Both Britt and Roberts were enthusiastic about OCAP, a middleware system that will allow any OCAP-compliant application to run on any OCAP set-top or digital television. Britt likened OCAP to Windows; Roberts called it “bedrock” – both suggesting the standard platform will provide a foundation for rolling out new applications.
Roberts explained that Comcast is large enough that deploying OCAP will be an advantage for his company even if no other company adopts it. He said Comcast will start deploying the technology within a year. He said the endpoint is a national footprint for OCAP, but that the deployment will be, by necessity, a gradual one.
Britt was also asked about the costs of implementing switched digital, and to comment on a cost estimate of $20 to $30 per subscriber. Britt offered an indicative but non-corresponding figure; he said TWC had rolled out switched digital, digital simulcast, and “Start Over” (which allows customers to restart shows already in progress) in Columbia, S.C., and that the cost for the three was about $10 million, or about $16 per home passed.
On net neutrality, both CEOs were generally in accord with Roberts’ characterization of the proposal as a “solution in search of a problem.”
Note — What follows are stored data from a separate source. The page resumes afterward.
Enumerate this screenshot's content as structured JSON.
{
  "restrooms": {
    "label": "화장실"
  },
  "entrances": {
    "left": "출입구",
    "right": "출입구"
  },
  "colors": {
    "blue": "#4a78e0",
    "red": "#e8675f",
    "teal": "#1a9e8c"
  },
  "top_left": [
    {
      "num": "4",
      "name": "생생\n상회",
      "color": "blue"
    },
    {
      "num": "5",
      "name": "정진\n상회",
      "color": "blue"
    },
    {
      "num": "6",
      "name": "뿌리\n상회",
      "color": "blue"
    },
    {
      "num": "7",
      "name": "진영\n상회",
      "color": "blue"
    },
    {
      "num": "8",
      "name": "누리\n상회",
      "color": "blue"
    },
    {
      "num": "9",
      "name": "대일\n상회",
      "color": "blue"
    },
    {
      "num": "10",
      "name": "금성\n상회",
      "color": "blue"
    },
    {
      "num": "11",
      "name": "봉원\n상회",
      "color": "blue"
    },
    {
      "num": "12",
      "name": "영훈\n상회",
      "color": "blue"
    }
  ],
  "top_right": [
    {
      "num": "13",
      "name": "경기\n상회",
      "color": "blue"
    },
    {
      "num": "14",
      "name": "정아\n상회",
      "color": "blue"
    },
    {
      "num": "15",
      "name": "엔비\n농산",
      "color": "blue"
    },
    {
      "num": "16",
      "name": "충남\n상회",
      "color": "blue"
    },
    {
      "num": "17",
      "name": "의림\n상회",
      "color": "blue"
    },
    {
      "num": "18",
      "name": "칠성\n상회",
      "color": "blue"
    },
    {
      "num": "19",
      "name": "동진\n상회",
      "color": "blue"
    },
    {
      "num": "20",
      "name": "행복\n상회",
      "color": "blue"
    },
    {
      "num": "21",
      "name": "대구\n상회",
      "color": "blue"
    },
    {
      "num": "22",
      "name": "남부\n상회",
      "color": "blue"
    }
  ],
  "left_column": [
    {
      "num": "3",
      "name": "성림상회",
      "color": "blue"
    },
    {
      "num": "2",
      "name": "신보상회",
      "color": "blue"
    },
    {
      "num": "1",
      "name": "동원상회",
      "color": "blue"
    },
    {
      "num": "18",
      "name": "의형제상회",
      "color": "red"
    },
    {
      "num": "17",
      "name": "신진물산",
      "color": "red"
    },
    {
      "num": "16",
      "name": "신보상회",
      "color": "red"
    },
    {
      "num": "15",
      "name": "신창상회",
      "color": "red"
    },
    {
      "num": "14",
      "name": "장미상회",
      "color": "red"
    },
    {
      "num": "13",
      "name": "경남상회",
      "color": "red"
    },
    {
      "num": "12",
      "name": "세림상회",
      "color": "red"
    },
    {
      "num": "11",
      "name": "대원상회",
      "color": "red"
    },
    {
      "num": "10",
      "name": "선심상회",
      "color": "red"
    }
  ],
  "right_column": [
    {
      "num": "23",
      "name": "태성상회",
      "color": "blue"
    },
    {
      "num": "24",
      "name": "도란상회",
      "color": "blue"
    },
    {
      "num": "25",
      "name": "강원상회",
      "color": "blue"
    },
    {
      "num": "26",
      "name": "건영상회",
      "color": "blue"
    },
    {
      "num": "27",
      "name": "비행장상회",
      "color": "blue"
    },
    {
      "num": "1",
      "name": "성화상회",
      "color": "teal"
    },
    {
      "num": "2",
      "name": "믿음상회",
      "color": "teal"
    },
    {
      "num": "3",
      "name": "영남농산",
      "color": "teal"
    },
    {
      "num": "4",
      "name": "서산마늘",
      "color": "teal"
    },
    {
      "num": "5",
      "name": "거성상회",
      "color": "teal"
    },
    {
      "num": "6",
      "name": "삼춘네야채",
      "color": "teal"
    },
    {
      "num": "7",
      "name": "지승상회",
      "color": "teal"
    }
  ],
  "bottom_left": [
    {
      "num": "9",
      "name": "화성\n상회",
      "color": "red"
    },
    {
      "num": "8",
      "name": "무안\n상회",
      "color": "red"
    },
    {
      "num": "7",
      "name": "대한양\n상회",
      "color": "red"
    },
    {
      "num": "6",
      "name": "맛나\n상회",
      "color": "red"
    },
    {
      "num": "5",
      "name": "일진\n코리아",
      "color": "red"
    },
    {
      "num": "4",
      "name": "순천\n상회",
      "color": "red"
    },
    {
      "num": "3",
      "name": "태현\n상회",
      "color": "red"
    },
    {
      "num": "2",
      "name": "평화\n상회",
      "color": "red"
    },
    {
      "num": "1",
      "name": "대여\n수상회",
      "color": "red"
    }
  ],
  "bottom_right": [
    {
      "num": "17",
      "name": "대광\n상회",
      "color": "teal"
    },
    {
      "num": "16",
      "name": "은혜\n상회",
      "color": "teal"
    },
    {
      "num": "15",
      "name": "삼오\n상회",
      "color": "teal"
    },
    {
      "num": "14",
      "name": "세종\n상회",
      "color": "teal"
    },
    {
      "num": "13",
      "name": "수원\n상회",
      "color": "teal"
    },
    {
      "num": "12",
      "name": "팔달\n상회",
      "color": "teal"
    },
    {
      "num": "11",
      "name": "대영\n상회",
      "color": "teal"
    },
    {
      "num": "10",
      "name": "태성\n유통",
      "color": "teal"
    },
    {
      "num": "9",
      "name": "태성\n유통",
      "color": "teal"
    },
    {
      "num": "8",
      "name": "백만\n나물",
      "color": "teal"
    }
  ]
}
On the possibility of major cable operators joining with Sprint Nextel to bid on wireless spectrum, both were tentative, saying that the documents they filed were the cost of exploring the issue. “This is all just to buy a paddle at Sotheby’s,” Roberts said.
Roberts said wireless was interesting, but today it is not critical to offer it. He said it is not clear how much customers would value it as an element in the bundle, nor is it clear how, technologically, it could be integrated with the other services in the bundle.